Арад протянул руку и Хаджар сжал его предплечье.
— Живи свободно, Арад, сын Огара, — машинально произнес генерал и тут же спохватился — откуда северянину знать обычай, пришедший с юга.
— Сейчас так уже редко говорят, генерал, — неожиданно улыбнулся старейшина и добавил. — Умри достойно, Хаджар, сын Хавера.
Хаджар посмотрел в глаза старейшины, но не нашел там ни упущенной им детали, скрывавшей общую картину, ни ответа на другие свои вопросы. Перед ним стоял самый обычный человек, чьи кости успеют истлеть прежде, чем Хаджар успеет забыть его имя.

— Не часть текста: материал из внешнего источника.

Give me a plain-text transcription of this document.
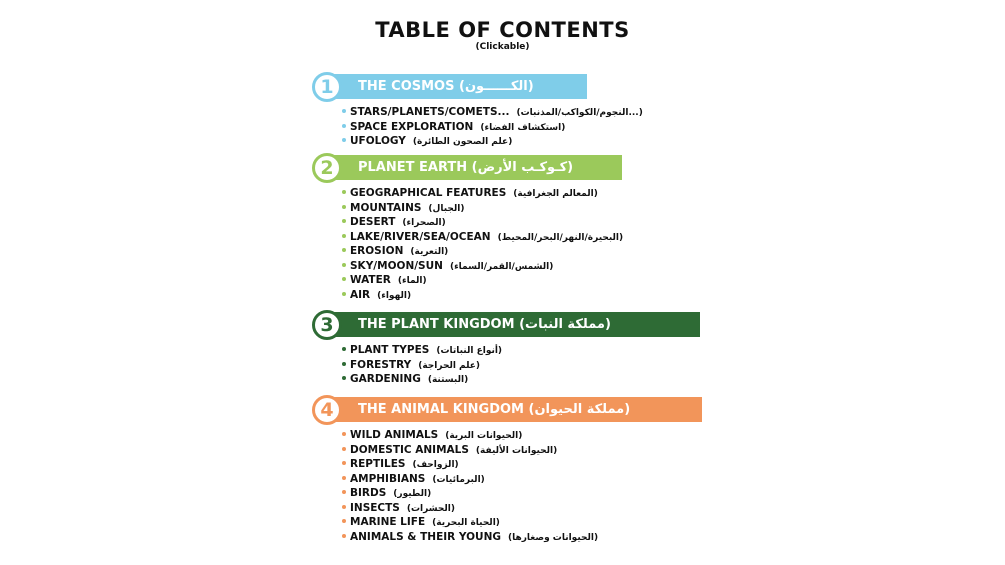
TABLE OF CONTENTS
(Clickable)
THE COSMOS (الكــــــون)
1
STARS/PLANETS/COMETS... (النجوم/الكواكب/المذنبات...)
SPACE EXPLORATION (استكشاف الفضاء)
UFOLOGY (علم الصحون الطائرة)
PLANET EARTH (كـوكـب الأرض)
2
GEOGRAPHICAL FEATURES (المعالم الجغرافية)
MOUNTAINS (الجبال)
DESERT (الصحراء)
LAKE/RIVER/SEA/OCEAN (البحيرة/النهر/البحر/المحيط)
EROSION (التعرية)
SKY/MOON/SUN (الشمس/القمر/السماء)
WATER (الماء)
AIR (الهواء)
THE PLANT KINGDOM (مملكة النبات)
3
PLANT TYPES (أنواع النباتات)
FORESTRY (علم الحراجة)
GARDENING (البستنة)
THE ANIMAL KINGDOM (مملكة الحيوان)
4
WILD ANIMALS (الحيوانات البرية)
DOMESTIC ANIMALS (الحيوانات الأليفة)
REPTILES (الزواحف)
AMPHIBIANS (البرمائيات)
BIRDS (الطيور)
INSECTS (الحشرات)
MARINE LIFE (الحياة البحرية)
ANIMALS & THEIR YOUNG (الحيوانات وصغارها)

Генерал кивнул, развернулся и направился к выходу, по дороге задумываясь, почему он никогда не обращал внимания на то, что во всем бескрайнем Безымянном Мире, в каждом народе слышали про прощание воинов?
В этот момент тихий голос произнес в недрах души:
— “Я же говорю — слишком поздно…”
А затем снова тишина, ясно дающая понять, что Черный Генерал снова замолчал кто знает, на сколь длительный срок. Впрочем, в данный момент Хаджара это мало интересовало. Жизнь опять тянула его в дорогу.
Глава 1799
Когда их четверка добралась до дома, выделенного отряду Арадом — солнце уже склонилось над зенитом. Дубрава не могла идти быстро, но никто её и не торопил. В какой-то момент ведьма, отстранилась от Бадура и предпочла предплечье Равара, давая возможность поговорить двум воинам.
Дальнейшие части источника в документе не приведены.